Most of what is available today are “calico” scallops that are from the coast of Florida and the Gulf of Mexico. These don’t have the same sweetness that Atlantic bay scallops are famous for. It’s very hard to find fresh bay scallops and what is in your fish counter have likely been thawed. Ask when they were and look for the same creamy white and translucent color as with sea scallops.

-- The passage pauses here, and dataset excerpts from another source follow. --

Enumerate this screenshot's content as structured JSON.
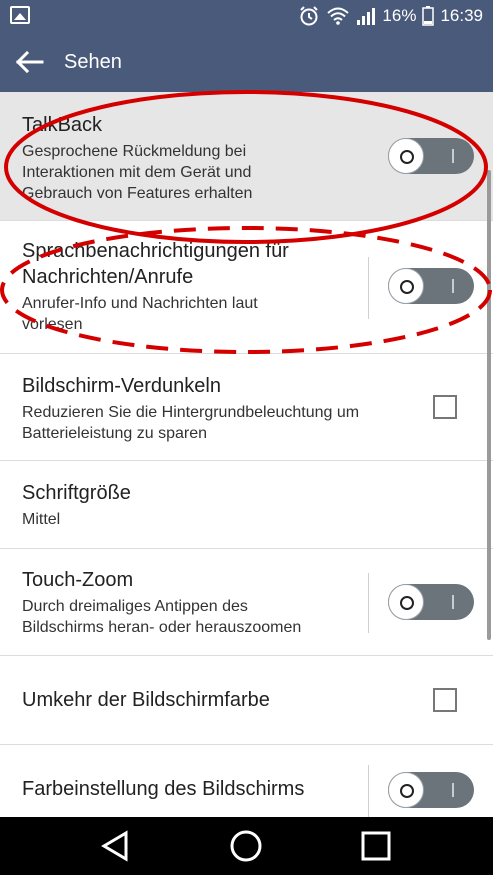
{
  "status_bar": {
    "battery_percent": "16%",
    "time": "16:39",
    "icons": [
      "gallery-icon",
      "alarm-icon",
      "wifi-icon",
      "signal-icon",
      "battery-icon"
    ]
  },
  "app_bar": {
    "title": "Sehen",
    "back_icon": "arrow-left-icon"
  },
  "settings": [
    {
      "title": "TalkBack",
      "subtitle_lines": [
        "Gesprochene Rückmeldung bei",
        "Interaktionen mit dem Gerät und",
        "Gebrauch von Features erhalten"
      ],
      "control": "toggle",
      "enabled": false,
      "highlighted": true
    },
    {
      "title_lines": [
        "Sprachbenachrichtigungen für",
        "Nachrichten/Anrufe"
      ],
      "subtitle_lines": [
        "Anrufer-Info und Nachrichten laut",
        "vorlesen"
      ],
      "control": "toggle",
      "enabled": false
    },
    {
      "title": "Bildschirm-Verdunkeln",
      "subtitle_lines": [
        "Reduzieren Sie die Hintergrundbeleuchtung um",
        "Batterieleistung zu sparen"
      ],
      "control": "checkbox",
      "checked": false
    },
    {
      "title": "Schriftgröße",
      "subtitle": "Mittel",
      "control": "none"
    },
    {
      "title": "Touch-Zoom",
      "subtitle_lines": [
        "Durch dreimaliges Antippen des",
        "Bildschirms heran- oder herauszoomen"
      ],
      "control": "toggle",
      "enabled": false
    },
    {
      "title": "Umkehr der Bildschirmfarbe",
      "control": "checkbox",
      "checked": false
    },
    {
      "title": "Farbeinstellung des Bildschirms",
      "control": "toggle",
      "enabled": false
    }
  ],
  "nav_bar": {
    "icons": [
      "back-triangle-icon",
      "home-circle-icon",
      "recents-square-icon"
    ]
  },
  "colors": {
    "app_bar": "#4a5a7a",
    "annotation": "#d40000",
    "toggle_off": "#6b737b"
  }
}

Like sea scallops, bay scallops are very good for you. Low in fat and calories but full of taste, like this Bay Scallops with White Wine and Herbed Butter recipe.
Mussels
Mussels are a fantastic choice. They are quick and easy to cook. They are inexpensive and you can use them in almost any recipe that you might use clams. Mussels are low in fat, calories and cholesterol and oh, so tasty. One pound of mussels in the shell is about 3.5 ounces of edible fish and there’s less than 100 calories with under 2 grams of fat (so eat a couple pounds if you like).

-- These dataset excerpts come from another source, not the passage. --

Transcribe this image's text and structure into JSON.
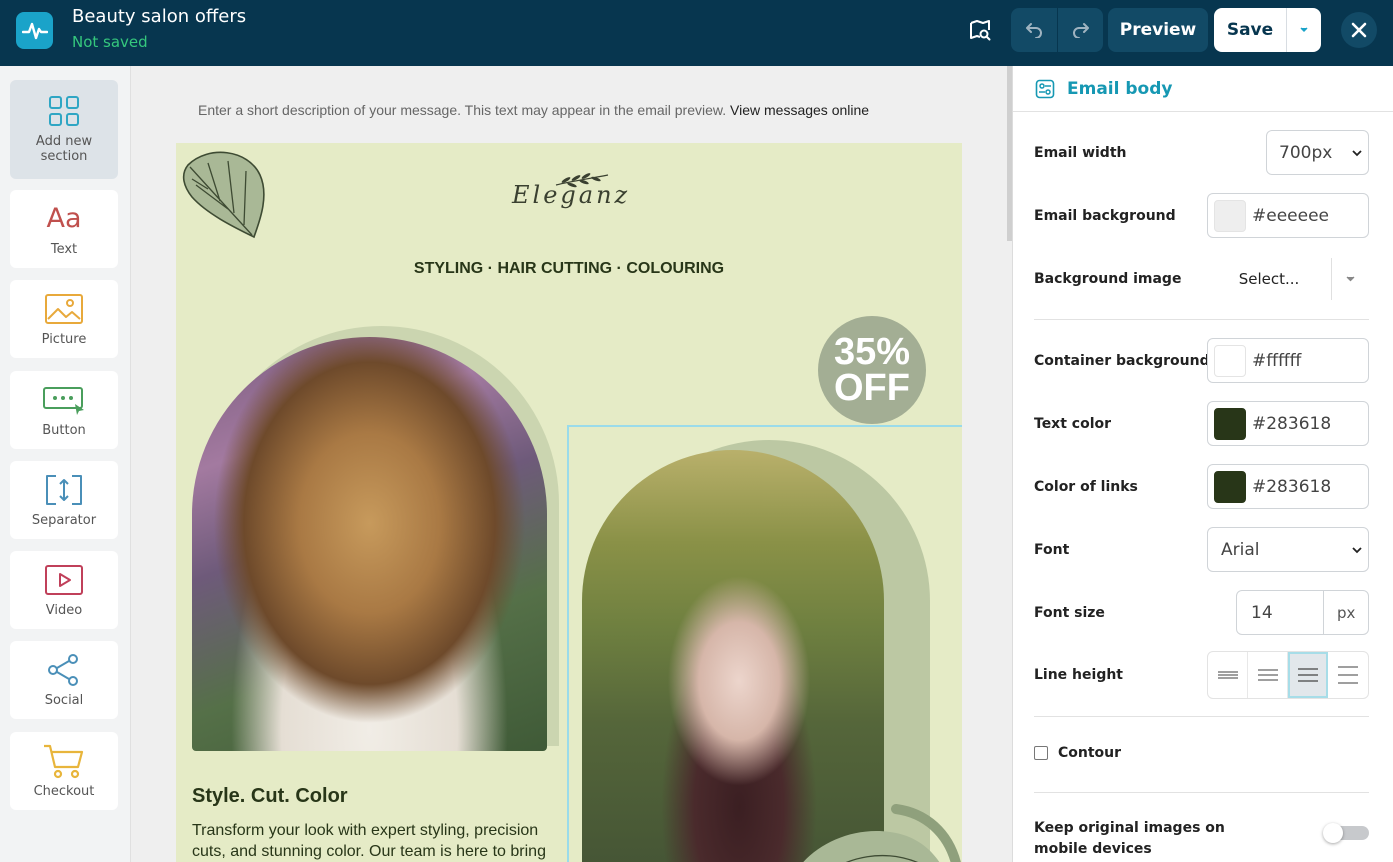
{
  "header": {
    "title": "Beauty salon offers",
    "status": "Not saved",
    "preview_label": "Preview",
    "save_label": "Save"
  },
  "sidebar": {
    "items": [
      {
        "label": "Add new section",
        "icon": "grid-icon"
      },
      {
        "label": "Text",
        "icon": "text-icon"
      },
      {
        "label": "Picture",
        "icon": "picture-icon"
      },
      {
        "label": "Button",
        "icon": "button-icon"
      },
      {
        "label": "Separator",
        "icon": "separator-icon"
      },
      {
        "label": "Video",
        "icon": "video-icon"
      },
      {
        "label": "Social",
        "icon": "social-icon"
      },
      {
        "label": "Checkout",
        "icon": "cart-icon"
      }
    ]
  },
  "canvas": {
    "preheader": "Enter a short description of your message. This text may appear in the email preview.",
    "view_online": "View messages online",
    "brand": "Eleganz",
    "tagline": "STYLING · HAIR CUTTING · COLOURING",
    "badge_line1": "35%",
    "badge_line2": "OFF",
    "heading": "Style. Cut. Color",
    "body": "Transform your look with expert styling, precision cuts, and stunning color. Our team is here to bring"
  },
  "panel": {
    "title": "Email body",
    "email_width_label": "Email width",
    "email_width_value": "700px",
    "email_bg_label": "Email background",
    "email_bg_value": "#eeeeee",
    "bg_image_label": "Background image",
    "bg_image_value": "Select...",
    "container_bg_label": "Container background",
    "container_bg_value": "#ffffff",
    "text_color_label": "Text color",
    "text_color_value": "#283618",
    "link_color_label": "Color of links",
    "link_color_value": "#283618",
    "font_label": "Font",
    "font_value": "Arial",
    "font_size_label": "Font size",
    "font_size_value": "14",
    "font_size_unit": "px",
    "line_height_label": "Line height",
    "contour_label": "Contour",
    "keep_images_label": "Keep original images on mobile devices"
  },
  "colors": {
    "topbar": "#07364f",
    "accent": "#1698b3",
    "status_green": "#35c77d",
    "email_bg": "#eeeeee",
    "container_bg": "#ffffff",
    "text": "#283618"
  }
}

Most mussels that you will find in the grocery are grown on farms. They are cultivated on long ropes along coastlines and in tidal pools or bays. The most common variety is the blue mussel, which has a dark blue to almost black shell.

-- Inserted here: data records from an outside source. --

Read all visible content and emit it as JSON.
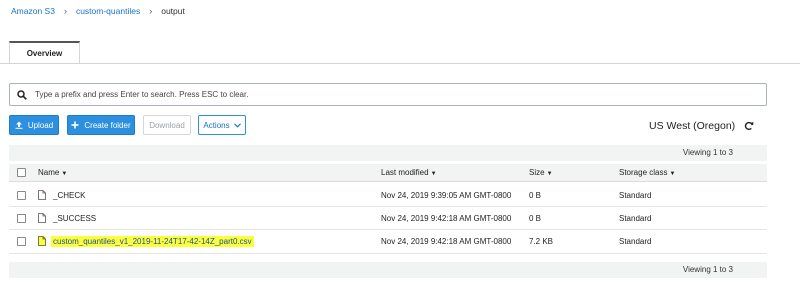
{
  "breadcrumb": {
    "items": [
      {
        "label": "Amazon S3"
      },
      {
        "label": "custom-quantiles"
      },
      {
        "label": "output"
      }
    ],
    "separator": "›"
  },
  "tabs": [
    {
      "label": "Overview",
      "active": true
    }
  ],
  "search": {
    "placeholder": "Type a prefix and press Enter to search. Press ESC to clear.",
    "value": ""
  },
  "toolbar": {
    "upload_label": "Upload",
    "create_folder_label": "Create folder",
    "download_label": "Download",
    "actions_label": "Actions"
  },
  "region": {
    "label": "US West (Oregon)"
  },
  "pagination": {
    "top": "Viewing 1 to 3",
    "bottom": "Viewing 1 to 3"
  },
  "table": {
    "columns": [
      {
        "label": "Name"
      },
      {
        "label": "Last modified"
      },
      {
        "label": "Size"
      },
      {
        "label": "Storage class"
      }
    ],
    "rows": [
      {
        "name": "_CHECK",
        "modified": "Nov 24, 2019 9:39:05 AM GMT-0800",
        "size": "0 B",
        "storage": "Standard",
        "highlighted": false
      },
      {
        "name": "_SUCCESS",
        "modified": "Nov 24, 2019 9:42:18 AM GMT-0800",
        "size": "0 B",
        "storage": "Standard",
        "highlighted": false
      },
      {
        "name": "custom_quantiles_v1_2019-11-24T17-42-14Z_part0.csv",
        "modified": "Nov 24, 2019 9:42:18 AM GMT-0800",
        "size": "7.2 KB",
        "storage": "Standard",
        "highlighted": true
      }
    ]
  },
  "colors": {
    "accent": "#2d8fe0",
    "link": "#1a73c7",
    "highlight": "#fbff3c",
    "header_bg": "#f2f3f3"
  }
}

Mussels, like all live shellfish, need to be kept ice cold. Buy mussels only at fish counters where the other fish looks fresh. Look for clean mussels with tightly closed shells – open shells indicate that the mussel might be dead. Don’t buy mussels with chipped or broken shells.
Clams
Speaking of clams… These are also a great choice. Like mussels, they are low in fat and calories and are widely available now. They are great simply steamed but also wonderful in any fish soup, chowder or fish stew. Also like mussels you want to purchase clams as close to the time that you are going to cook them as possible. Keeping them sitting on top of a bed of ice will keep them fresh a lot longer.
Crab
It’s so easy to purchase crabmeat and let someone else do the work. You’ll find it sold in a variety of forms, but crabmeat will keep for only a few days in your refrigerator.
Lump crab is whole pieces of crab claws and the white body meat. Flaked crab is the smaller bits of both dark and light meat from both the claws and the body of the crab. The former is tastier and makes the best crab cakes. Pasteurized crabmeat is packed in cans and will keep much longer – about 12 to 18 months. The flavor of pasteurized crabmeat is not fresh tasting at all, so it’s best to simply avoid buying it.
As with other crustaceans like shrimp and lobster, crabs do have a moderate amount of cholesterol, but they are very low in calories and saturated fat. The key is to pair crabs in recipes with good fats like olive oil. Try this Crab and Corn Salad for a good example.
Eat Healthy
Eating healthy is easy and less expensive than most people think.